A avaliação genética dos tecidos do doador, apesar de não ser padrão, foi crucial neste caso. O rastreamento familiar após a identificação da variante é vital para o seguimento clínico e rastreamento para câncer entre os que carregam a variante patogênica. Neste caso, a cossegregação da variante na família do doador apoia e desafia a associação com a HVE, destacando a necessidade de mais pesquisas.
Conclusões
A HVE não é tipicamente vista precocemente após o transplante, e geralmente está associada a variantes genéticas sarcoméricas. Este relato é provavelmente o primeiro a associar a FLCN com hipertrofia assimétrica, o que foi corroborado por rastreamento familiar.

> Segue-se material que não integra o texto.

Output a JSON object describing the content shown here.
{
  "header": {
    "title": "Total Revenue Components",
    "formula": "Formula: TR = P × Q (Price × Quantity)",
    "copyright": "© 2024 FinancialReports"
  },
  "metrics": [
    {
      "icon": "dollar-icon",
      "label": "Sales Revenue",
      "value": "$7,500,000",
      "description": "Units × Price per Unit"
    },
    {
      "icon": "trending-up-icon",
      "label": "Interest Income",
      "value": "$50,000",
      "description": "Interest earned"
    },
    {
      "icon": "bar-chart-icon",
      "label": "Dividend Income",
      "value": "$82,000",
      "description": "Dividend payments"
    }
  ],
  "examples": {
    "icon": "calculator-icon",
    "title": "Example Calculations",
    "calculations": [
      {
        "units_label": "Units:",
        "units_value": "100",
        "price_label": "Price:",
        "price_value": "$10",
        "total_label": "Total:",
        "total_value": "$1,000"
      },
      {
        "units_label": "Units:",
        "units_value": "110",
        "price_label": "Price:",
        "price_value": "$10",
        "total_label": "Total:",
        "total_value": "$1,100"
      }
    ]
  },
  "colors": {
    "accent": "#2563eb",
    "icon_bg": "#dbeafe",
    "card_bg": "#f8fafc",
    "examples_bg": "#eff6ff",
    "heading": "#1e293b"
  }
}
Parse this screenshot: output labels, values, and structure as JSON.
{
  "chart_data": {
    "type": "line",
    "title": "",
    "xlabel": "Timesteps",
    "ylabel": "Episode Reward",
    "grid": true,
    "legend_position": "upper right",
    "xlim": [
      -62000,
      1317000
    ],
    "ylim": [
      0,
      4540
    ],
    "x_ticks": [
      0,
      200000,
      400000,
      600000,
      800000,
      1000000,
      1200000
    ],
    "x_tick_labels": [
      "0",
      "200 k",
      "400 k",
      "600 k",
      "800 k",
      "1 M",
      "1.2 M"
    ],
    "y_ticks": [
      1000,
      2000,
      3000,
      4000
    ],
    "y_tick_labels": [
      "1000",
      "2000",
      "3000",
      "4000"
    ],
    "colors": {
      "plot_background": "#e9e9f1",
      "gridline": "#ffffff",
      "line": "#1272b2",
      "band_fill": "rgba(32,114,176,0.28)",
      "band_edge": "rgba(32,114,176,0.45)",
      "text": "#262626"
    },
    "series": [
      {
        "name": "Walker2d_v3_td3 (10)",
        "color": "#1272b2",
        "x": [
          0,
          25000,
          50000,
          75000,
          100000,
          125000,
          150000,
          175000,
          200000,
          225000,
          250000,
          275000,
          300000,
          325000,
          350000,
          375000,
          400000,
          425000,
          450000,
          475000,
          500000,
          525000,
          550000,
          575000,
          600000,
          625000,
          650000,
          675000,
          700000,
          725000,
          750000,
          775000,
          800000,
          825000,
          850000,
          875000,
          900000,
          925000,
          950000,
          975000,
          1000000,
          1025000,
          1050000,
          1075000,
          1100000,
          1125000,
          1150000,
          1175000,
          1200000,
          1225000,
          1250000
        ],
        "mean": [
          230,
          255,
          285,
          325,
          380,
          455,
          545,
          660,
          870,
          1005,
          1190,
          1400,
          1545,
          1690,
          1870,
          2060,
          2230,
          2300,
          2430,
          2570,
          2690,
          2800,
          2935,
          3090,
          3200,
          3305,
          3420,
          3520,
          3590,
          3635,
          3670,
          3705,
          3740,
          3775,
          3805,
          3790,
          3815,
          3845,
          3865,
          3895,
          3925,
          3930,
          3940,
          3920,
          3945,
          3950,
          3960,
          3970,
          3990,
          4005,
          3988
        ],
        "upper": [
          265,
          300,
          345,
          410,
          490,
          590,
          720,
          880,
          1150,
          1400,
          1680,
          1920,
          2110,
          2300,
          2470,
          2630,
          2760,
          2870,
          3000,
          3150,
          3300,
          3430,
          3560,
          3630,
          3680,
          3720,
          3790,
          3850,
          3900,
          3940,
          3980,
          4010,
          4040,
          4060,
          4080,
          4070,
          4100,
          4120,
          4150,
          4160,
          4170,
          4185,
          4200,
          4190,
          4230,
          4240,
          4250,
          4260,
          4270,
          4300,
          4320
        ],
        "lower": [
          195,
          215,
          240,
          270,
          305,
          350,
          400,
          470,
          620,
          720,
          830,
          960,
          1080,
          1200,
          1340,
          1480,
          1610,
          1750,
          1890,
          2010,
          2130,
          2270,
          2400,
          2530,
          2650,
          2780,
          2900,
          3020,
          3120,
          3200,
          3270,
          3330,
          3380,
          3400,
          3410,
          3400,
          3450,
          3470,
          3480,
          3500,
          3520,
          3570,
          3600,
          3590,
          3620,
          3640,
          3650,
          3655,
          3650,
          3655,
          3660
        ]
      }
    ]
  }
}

Isso destaca a importância e a viabilidade da avaliação genética dos tecidos do doador, ampliando o entendimento das complicações pós-transplante e melhorando o cuidado do paciente.
Agradecimentos
Agradecemos ao Laboratório de Imunologia, ao Laboratório de Genética e Cardiologia Molecular do Instituto do Coração da Faculdade de Medicina da USP, ao Departamento de Transplante de Órgãos do Estado de São Paulo, à Fundação de Amparo à Pesquisa do Estado de São Paulo – FAPESP, e ao PROADI-SUS-Hospital BP do Ministério da Saúde para a prática de medicina de precisão em cardiologia.
Footnotes
Vinculação acadêmica: Não há vinculação deste estudo a programas de pós-graduação.
Aprovação ética e consentimento informado: Este estudo foi aprovado pelo Comitê de Ética do Instituto do Coração do Hospital das Clínicas da Faculdade de Medicina da Universidade de São Paulo sob o número de protocolo CAAE 55200322.5.2001.0068. Todos os procedimentos envolvidos nesse estudo estão de acordo com a Declaração de Helsinki de 1975, atualizada em 2013. O consentimento informado foi obtido de todos os participantes incluídos no estudo.
Fontes de financiamento: O presente estudo foi financiado por Real e Benemérita Associação Portuguesa de Beneficência/SP – PROADI-SUS.